When he inevitably exploded (which was often, I was very annoying), no retaliatory target was as appealing as my hair. It was, after all, the thing I seemingly cared most about, and representative of my general stodginess and infuriating nature. If I were a terrorist looking to inflict the most symbolic damage on my annoying eight-year-old self, I would’ve chosen my hair, too. By then, I’d learned how to wet it, comb it, and spray it myself, and spent a considerable amount of time in the bathroom every morning getting every strand just right, so as to be best prepared for my daily regimen
of aggressive pestering. My hair was precious to me.
I don’t remember what I did to piss him off this particular time. We were outside in the middle of summer. I might’ve taken his bike or stepped on his foot or sprayed his back too many times with the water gun I’d gotten for my birthday. But whatever it was, it sent him into a wild-eyed rage. He came at me, I screamed at an octave only birds could hear, he grabbed me by the shoulders and, taking a deep breath, spit the wad of chewing gum he’d been chomping on directly onto my scalp.
Now you’d think, given the amount of hairspray I’d covered it with, that my hair would’ve been protected by a sort of chemical force field, that the gum would’ve hit the hard surface and bounced right off, and I’d have been free to continue my pestering emboldened by my brother’s failed revenge plot. But you’d be fucking wrong. Because of course it didn’t bounce right off. It fucking stuck. Because that’s what gum does.

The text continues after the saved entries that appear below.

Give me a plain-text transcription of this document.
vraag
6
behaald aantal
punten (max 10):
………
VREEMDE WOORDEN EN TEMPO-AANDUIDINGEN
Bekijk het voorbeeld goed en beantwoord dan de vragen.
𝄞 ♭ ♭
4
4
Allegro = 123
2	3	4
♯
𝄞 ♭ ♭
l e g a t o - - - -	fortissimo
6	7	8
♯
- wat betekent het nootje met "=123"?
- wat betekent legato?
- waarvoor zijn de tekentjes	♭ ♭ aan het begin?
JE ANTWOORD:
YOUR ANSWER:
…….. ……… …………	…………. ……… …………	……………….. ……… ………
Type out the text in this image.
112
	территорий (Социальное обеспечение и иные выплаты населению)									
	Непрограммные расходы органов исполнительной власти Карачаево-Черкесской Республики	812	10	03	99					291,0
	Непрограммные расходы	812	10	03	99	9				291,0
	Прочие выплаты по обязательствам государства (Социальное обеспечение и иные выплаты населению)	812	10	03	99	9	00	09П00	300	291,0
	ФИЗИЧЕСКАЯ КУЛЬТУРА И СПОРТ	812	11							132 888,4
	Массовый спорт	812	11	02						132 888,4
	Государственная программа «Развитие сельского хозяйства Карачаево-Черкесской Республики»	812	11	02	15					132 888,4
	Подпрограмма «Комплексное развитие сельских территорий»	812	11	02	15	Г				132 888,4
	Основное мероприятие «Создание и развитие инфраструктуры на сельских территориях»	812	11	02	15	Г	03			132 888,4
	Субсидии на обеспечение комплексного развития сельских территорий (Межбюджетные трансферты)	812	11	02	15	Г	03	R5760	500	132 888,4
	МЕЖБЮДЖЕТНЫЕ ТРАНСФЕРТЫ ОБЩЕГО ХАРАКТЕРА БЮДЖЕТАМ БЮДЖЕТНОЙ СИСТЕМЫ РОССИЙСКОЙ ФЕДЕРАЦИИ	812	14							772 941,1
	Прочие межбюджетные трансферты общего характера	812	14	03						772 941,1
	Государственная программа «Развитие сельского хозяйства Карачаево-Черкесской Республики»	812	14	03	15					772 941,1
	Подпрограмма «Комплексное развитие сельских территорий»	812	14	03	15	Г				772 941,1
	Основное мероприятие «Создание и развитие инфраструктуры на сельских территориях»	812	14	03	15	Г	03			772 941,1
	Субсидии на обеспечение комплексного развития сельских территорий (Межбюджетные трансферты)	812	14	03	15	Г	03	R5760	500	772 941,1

I figured, at first, that if it had stuck only lightly, I could reach in and pluck it right out, like picking a grape out of a shag carpet. (This is the best metaphor I could think of, and I’m sorry. Backup options included: “like fetching a hard-boiled egg from a patch of weeds,” and “like fishing a piece of orange chicken from a pile of hay.”) Naturally, my attempts to pick it out merely exacerbated the situation, and I ran wailing to my mother, whose own attempts proved even less effective, perhaps because my body was convulsing in dramatic sobs as her fingers spread the gum into more and more clumps. If you’ve ever tried cleaning shit out of a dog’s ass hair, you know exactly what we were dealing with here. Every time you try to wipe, the dog moves, and the shit somehow multiplies, until it has spread into a far larger, even shittier patch of destruction.